There is no indication that the rich man mistreated or abused poor Lazarus, only that he lived his life in such a way that Lazarus, along with all the other afflicted, hungry people at the gates of the rich, were rendered invisible. Only after he died and felt the consequences of his lifestyle did he want to make a change in his living. Then it was too late.

So, what is the bottom line? It's not too late for us. Jesus is challenging us to get our acts together now! We are challenged to listen to the gospel and hear it, to let it become who we are in the core of our being and then act on it in whatever ways we can. Here it is in clear color: "God does not expect you to do the impossible, but God does expect you to do both what you can and what you must"

"Awake, 0 sleeper, rise up from the dead, and Christ will give you light" So be careful how you live, not as fools but as those who are wise. Make the most for every opportunity for doing good in these evil days. Don't act thoughtlessly, but try to understand what the Lord wants you to do. (Ephesians 5: 15-16).

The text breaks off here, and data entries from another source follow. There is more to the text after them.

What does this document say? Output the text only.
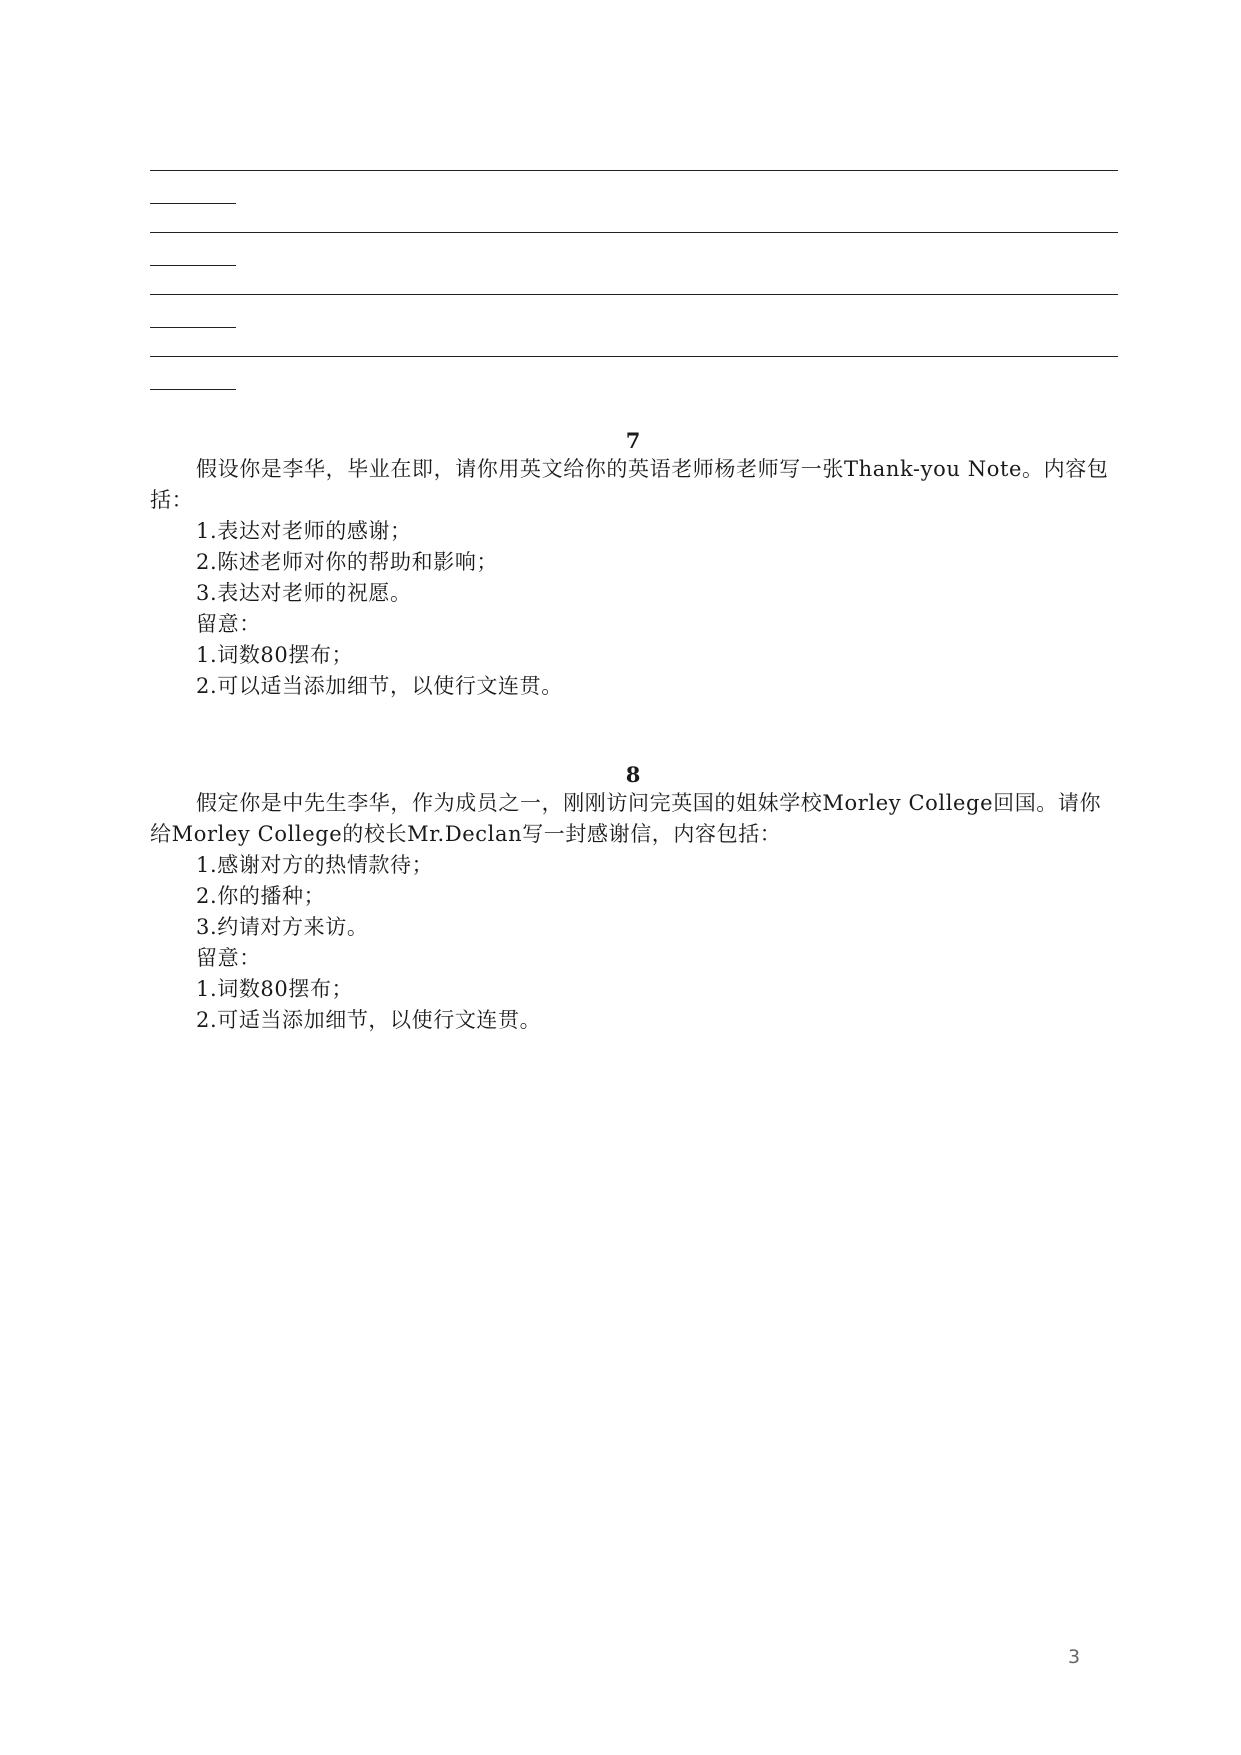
7

假设你是李华，毕业在即，请你用英文给你的英语老师杨老师写一张Thank-you Note。内容包括：

1.表达对老师的感谢；

2.陈述老师对你的帮助和影响；

3.表达对老师的祝愿。

留意：

1.词数80摆布；

2.可以适当添加细节，以使行文连贯。

8

假定你是中先生李华，作为成员之一，刚刚访问完英国的姐妹学校Morley College回国。请你给Morley College的校长Mr.Declan写一封感谢信，内容包括：

1.感谢对方的热情款待；

2.你的播种；

3.约请对方来访。

留意：

1.词数80摆布；

2.可适当添加细节，以使行文连贯。

3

Dr. Demko thinks we should make the right lifestyle choices now if we are to live a long and healthy life. The gospel teaches that there is more to the right choices than what will benefit us alone. The wisest choices include shaping our lives in ways that care for the strangers at the gate, the neglected on the margins, the lonely in the shadows, the hungry on the streets. Dives went about his life apparently not paying attention to the very one in front of him.

Here again, in the end, it doesn't matter when we die. It matters only how we've lived.